My argument is that how we go about interpreting this body of work depends on our perspective in reading these images---ie, if you come at it from a modernist or postmodernist perspective. Since I come from the latter I accept that photographic meaning is contextual, and that von Hausswolff’s work refers back to European surrealism, to feminism and sexual politics and to conservative paintings in Swedish art history (e.g. Women in a Landscape by Richard Bergh).

Modernists would reject this in favour of the stand alone image. As you say the viewer "should be be able to decipher a contemporary art work on its own without extensive referencing of what came before and at the same time." You also reject narration in photography "There is no narrative to these, or most other photos for that matter. Any story is purely speculative and imagined.."

I read the stage crime scene photos as an savage but ambiguous critique of the patriarchal way of regarding woman as nature. Does the work represent new direction in the sense of formal innovation? That's the modernist question, isn't it.

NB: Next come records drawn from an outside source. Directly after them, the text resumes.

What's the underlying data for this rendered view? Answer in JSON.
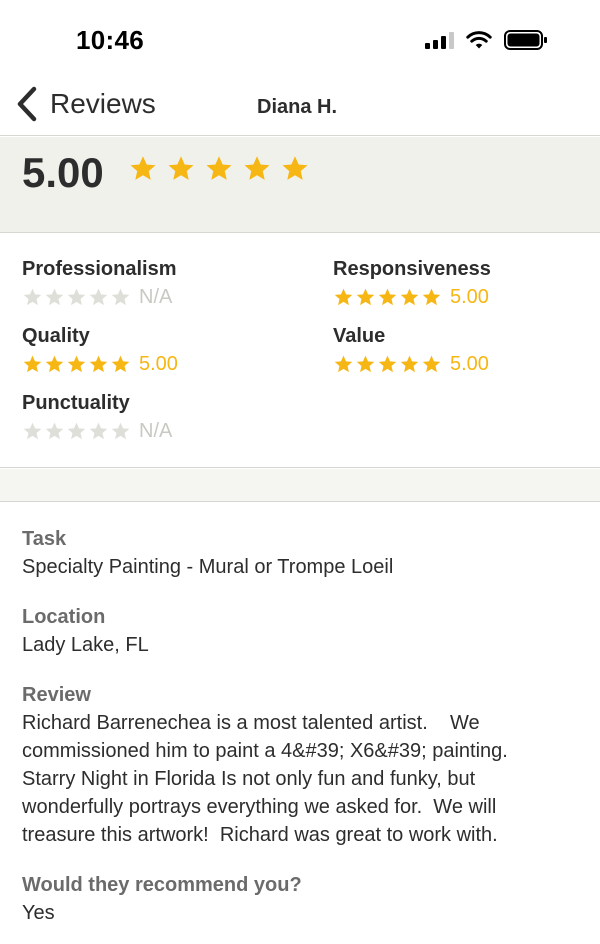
{
  "status_bar": {
    "time": "10:46",
    "icons": [
      "signal-icon",
      "wifi-icon",
      "battery-icon"
    ]
  },
  "nav": {
    "back_label": "Reviews",
    "reviewer_name": "Diana H."
  },
  "overall": {
    "score": "5.00",
    "stars": 5
  },
  "colors": {
    "star_on": "#f6b614",
    "star_off": "#dedfd9"
  },
  "categories": [
    {
      "label": "Professionalism",
      "value": "N/A",
      "stars": 0
    },
    {
      "label": "Responsiveness",
      "value": "5.00",
      "stars": 5
    },
    {
      "label": "Quality",
      "value": "5.00",
      "stars": 5
    },
    {
      "label": "Value",
      "value": "5.00",
      "stars": 5
    },
    {
      "label": "Punctuality",
      "value": "N/A",
      "stars": 0
    }
  ],
  "details": {
    "task_label": "Task",
    "task_value": "Specialty Painting - Mural or Trompe Loeil",
    "location_label": "Location",
    "location_value": "Lady Lake, FL",
    "review_label": "Review",
    "review_lines": [
      "Richard Barrenechea is a most talented artist.    We",
      "commissioned him to paint a 4&#39; X6&#39; painting.",
      "Starry Night in Florida Is not only fun and funky, but",
      "wonderfully portrays everything we asked for.  We will",
      "treasure this artwork!  Richard was great to work with."
    ],
    "recommend_label": "Would they recommend you?",
    "recommend_value": "Yes"
  }
}
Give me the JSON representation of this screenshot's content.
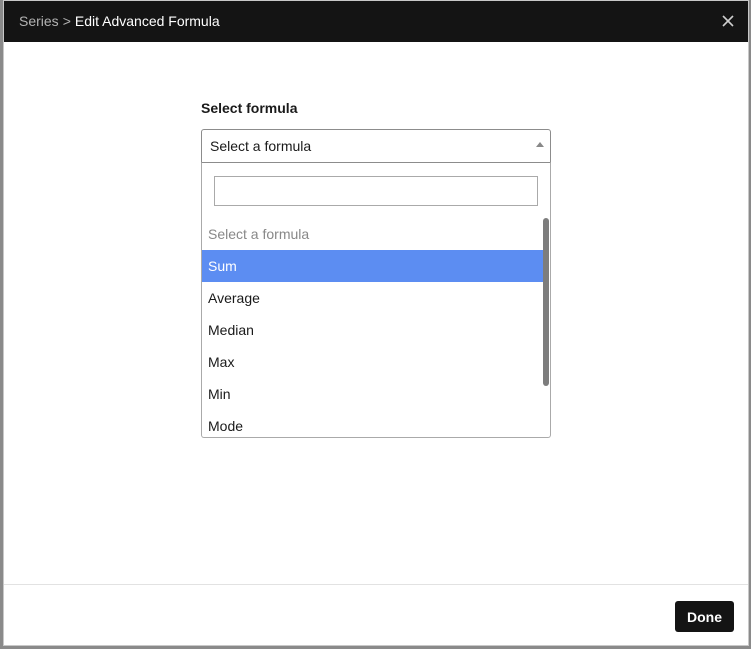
{
  "header": {
    "breadcrumb_parent": "Series",
    "breadcrumb_separator": ">",
    "title": "Edit Advanced Formula",
    "close_icon": "close-icon"
  },
  "form": {
    "label": "Select formula",
    "selected_value": "Select a formula",
    "search_value": "",
    "search_placeholder": "",
    "options": [
      {
        "label": "Select a formula",
        "state": "placeholder"
      },
      {
        "label": "Sum",
        "state": "highlighted"
      },
      {
        "label": "Average",
        "state": "normal"
      },
      {
        "label": "Median",
        "state": "normal"
      },
      {
        "label": "Max",
        "state": "normal"
      },
      {
        "label": "Min",
        "state": "normal"
      },
      {
        "label": "Mode",
        "state": "normal"
      }
    ]
  },
  "footer": {
    "done_label": "Done"
  },
  "colors": {
    "header_bg": "#141414",
    "highlight": "#5c8df2",
    "button_bg": "#141414"
  }
}
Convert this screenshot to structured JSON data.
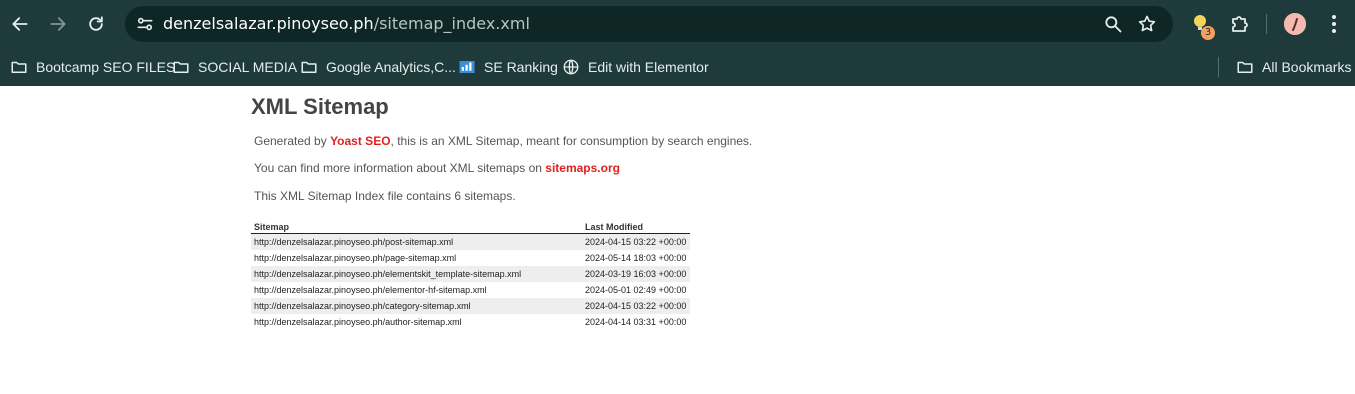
{
  "browser": {
    "url_host": "denzelsalazar.pinoyseo.ph",
    "url_path": "/sitemap_index.xml",
    "extension_badge": "3",
    "bookmarks": [
      {
        "label": "Bootcamp SEO FILES",
        "icon": "folder-icon"
      },
      {
        "label": "SOCIAL MEDIA",
        "icon": "folder-icon"
      },
      {
        "label": "Google Analytics,C...",
        "icon": "folder-icon"
      },
      {
        "label": "SE Ranking",
        "icon": "bar-chart-icon"
      },
      {
        "label": "Edit with Elementor",
        "icon": "globe-icon"
      }
    ],
    "all_bookmarks": "All Bookmarks"
  },
  "page": {
    "title": "XML Sitemap",
    "generated_prefix": "Generated by ",
    "generated_link": "Yoast SEO",
    "generated_suffix": ", this is an XML Sitemap, meant for consumption by search engines.",
    "info_prefix": "You can find more information about XML sitemaps on ",
    "info_link": "sitemaps.org",
    "index_note": "This XML Sitemap Index file contains 6 sitemaps.",
    "table": {
      "headers": [
        "Sitemap",
        "Last Modified"
      ],
      "rows": [
        {
          "url": "http://denzelsalazar.pinoyseo.ph/post-sitemap.xml",
          "modified": "2024-04-15 03:22 +00:00"
        },
        {
          "url": "http://denzelsalazar.pinoyseo.ph/page-sitemap.xml",
          "modified": "2024-05-14 18:03 +00:00"
        },
        {
          "url": "http://denzelsalazar.pinoyseo.ph/elementskit_template-sitemap.xml",
          "modified": "2024-03-19 16:03 +00:00"
        },
        {
          "url": "http://denzelsalazar.pinoyseo.ph/elementor-hf-sitemap.xml",
          "modified": "2024-05-01 02:49 +00:00"
        },
        {
          "url": "http://denzelsalazar.pinoyseo.ph/category-sitemap.xml",
          "modified": "2024-04-15 03:22 +00:00"
        },
        {
          "url": "http://denzelsalazar.pinoyseo.ph/author-sitemap.xml",
          "modified": "2024-04-14 03:31 +00:00"
        }
      ]
    }
  },
  "colors": {
    "chrome_bg": "#1f3a3a",
    "link_red": "#dd2222"
  }
}
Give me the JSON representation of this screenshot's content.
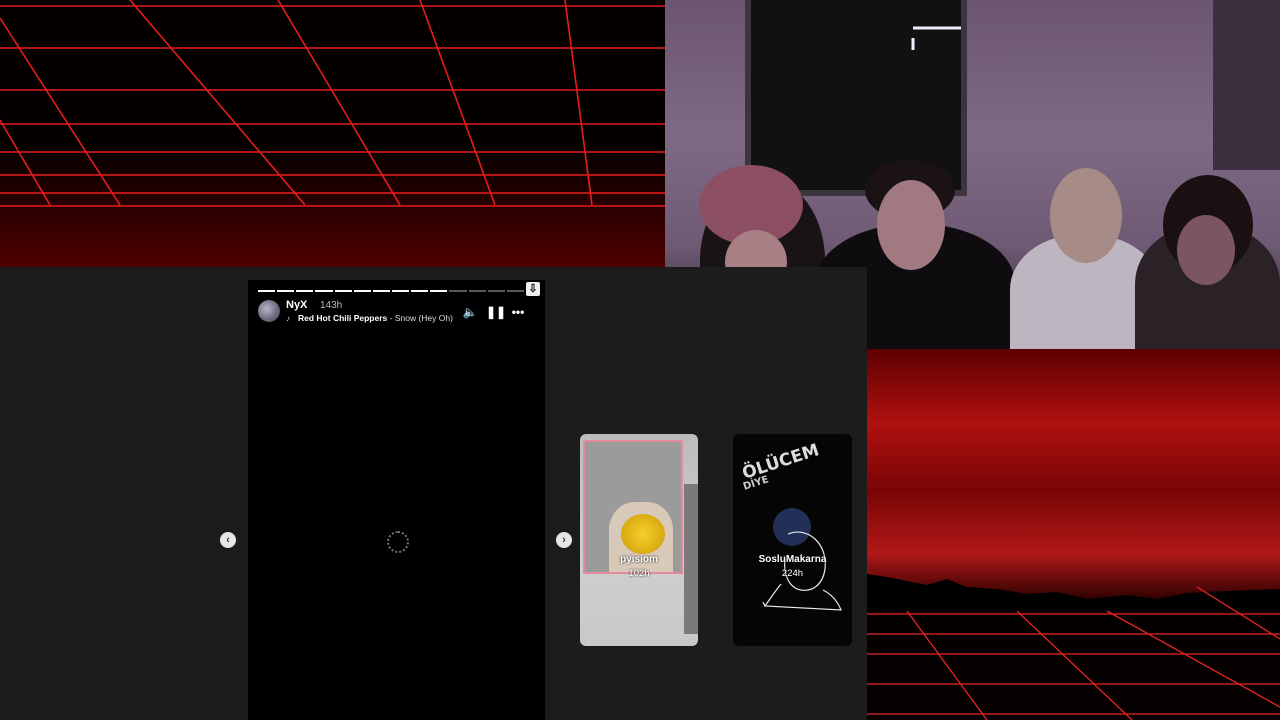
{
  "story": {
    "user_name": "NyX",
    "time_ago": "143h",
    "song_artist": "Red Hot Chili Peppers",
    "song_sep": " - ",
    "song_name": "Snow (Hey Oh)",
    "progress_segments_total": 14,
    "progress_segments_done": 10
  },
  "controls": {
    "mute_icon": "speaker-icon",
    "pause_icon": "pause-icon",
    "more_icon": "more-icon",
    "download_icon": "download-icon",
    "prev_icon": "chevron-left-icon",
    "next_icon": "chevron-right-icon"
  },
  "previews": [
    {
      "name": "pyisiom",
      "time": "102h"
    },
    {
      "name": "SosluMakarna",
      "time": "224h",
      "sticker_text": "ÖLÜCEM",
      "sticker_sub": "DİYE"
    }
  ],
  "colors": {
    "grid_line": "#ff2a2a",
    "accent_pink": "#e58b9e",
    "viewer_bg": "#000000",
    "page_bg": "#1c1c1c"
  }
}
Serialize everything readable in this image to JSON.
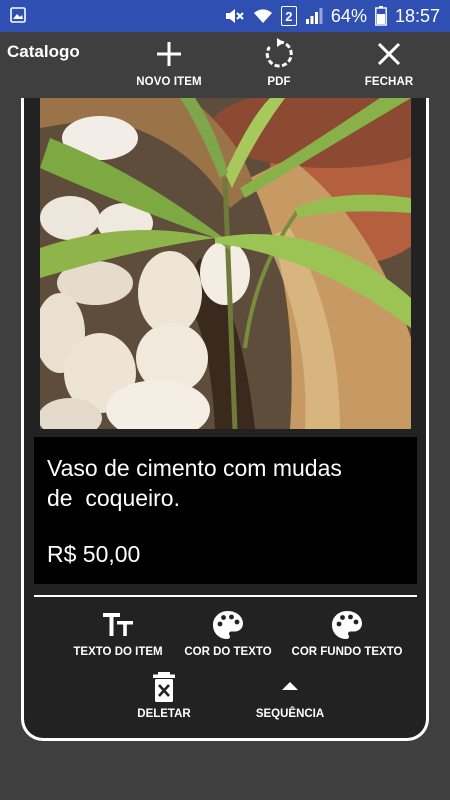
{
  "status": {
    "battery_percent": "64%",
    "time": "18:57",
    "sim_slot": "2"
  },
  "actionbar": {
    "title": "Catalogo",
    "novo_item": "NOVO ITEM",
    "pdf": "PDF",
    "fechar": "FECHAR"
  },
  "item": {
    "description": "Vaso de cimento com mudas\nde  coqueiro.",
    "price": "R$ 50,00"
  },
  "tools": {
    "texto_do_item": "TEXTO DO ITEM",
    "cor_do_texto": "COR DO TEXTO",
    "cor_fundo_texto": "COR FUNDO TEXTO",
    "deletar": "DELETAR",
    "sequencia": "SEQUÊNCIA"
  },
  "icons": {
    "gallery": "image-icon",
    "mute": "volume-mute-icon",
    "wifi": "wifi-icon",
    "signal": "signal-icon",
    "battery": "battery-icon",
    "add": "plus-icon",
    "pdf": "refresh-icon",
    "close": "close-icon",
    "text_size": "text-size-icon",
    "palette": "palette-icon",
    "delete": "delete-icon",
    "sequence": "arrow-up-icon"
  },
  "colors": {
    "status_bar": "#2f4fb3",
    "app_background": "#3f3f3f",
    "card_background": "#222222",
    "text_box": "#000000"
  }
}
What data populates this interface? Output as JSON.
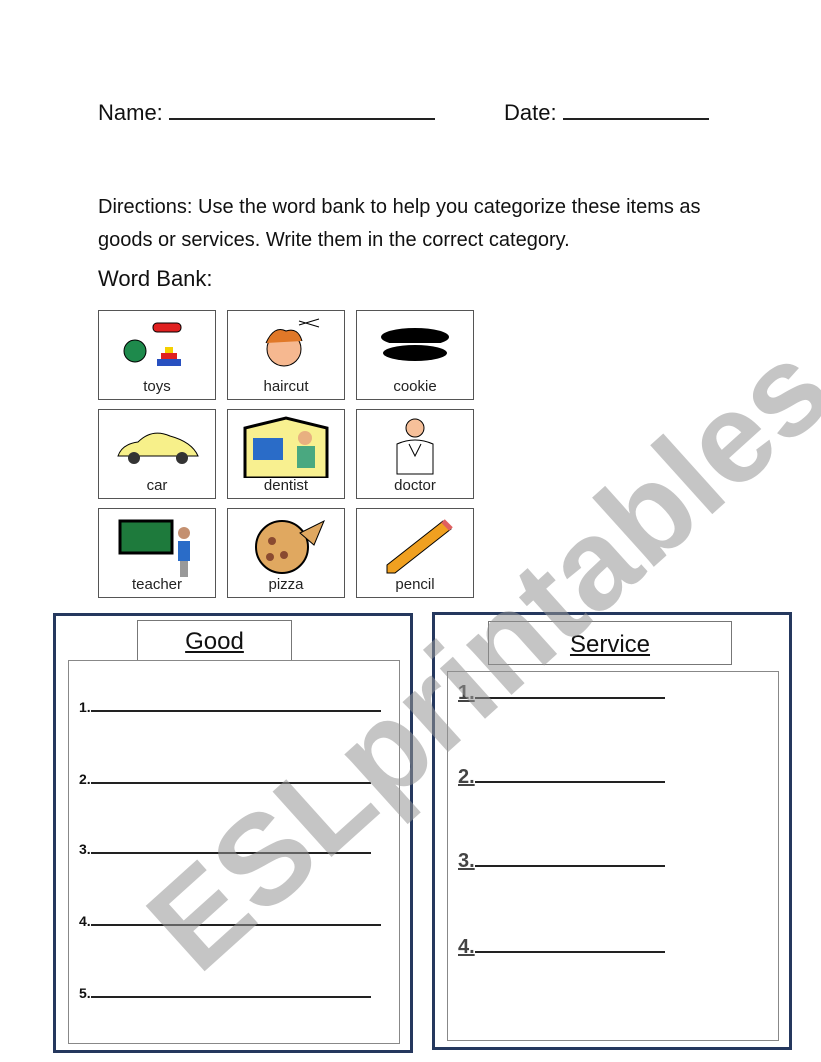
{
  "header": {
    "name_label": "Name:",
    "date_label": "Date:"
  },
  "directions": "Directions: Use the word bank to help you categorize these items as goods or services. Write them in the correct category.",
  "word_bank": {
    "label": "Word Bank:",
    "items": [
      {
        "label": "toys",
        "icon": "toys-icon"
      },
      {
        "label": "haircut",
        "icon": "haircut-icon"
      },
      {
        "label": "cookie",
        "icon": "cookie-icon"
      },
      {
        "label": "car",
        "icon": "car-icon"
      },
      {
        "label": "dentist",
        "icon": "dentist-icon"
      },
      {
        "label": "doctor",
        "icon": "doctor-icon"
      },
      {
        "label": "teacher",
        "icon": "teacher-icon"
      },
      {
        "label": "pizza",
        "icon": "pizza-icon"
      },
      {
        "label": "pencil",
        "icon": "pencil-icon"
      }
    ]
  },
  "good": {
    "title": "Good",
    "items": [
      "1.",
      "2.",
      "3.",
      "4.",
      "5."
    ]
  },
  "service": {
    "title": "Service",
    "items": [
      "1.",
      "2.",
      "3.",
      "4."
    ]
  },
  "watermark": "ESLprintables.com",
  "colors": {
    "panel_border": "#25385e"
  }
}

Michelle White describes 'Back to Nature' thus in Art Lies as relying on rehearsed formulas rather than being a new direction:

For instance, take Annika von Hausswolff’s Back to Nature, a series of photographs with women splayed in the landscape, the lower half of their naked bodies emerging from the foliage, presumably after being raped. There is nothing in the work that leads me to believe that this is doing anything different than Ana Mendieta’s restaging of rape scenes in her performance work in the 1970s, which possesses such a strong affinity that it is even mentioned on the wall label.

On this art history interpretation von Hausswolff’s 'Back to Nature' 1993 series appropriates some of the familiar locations, such as wooded areas, and poses that Mendieta used in her series 20 years earlier.

Granted. But my interest is in exploring photography and narration. Apparently, von Hausswolff’s latter work is more about loneliness, frustration and melancholy --more psychoanalytic,as it were.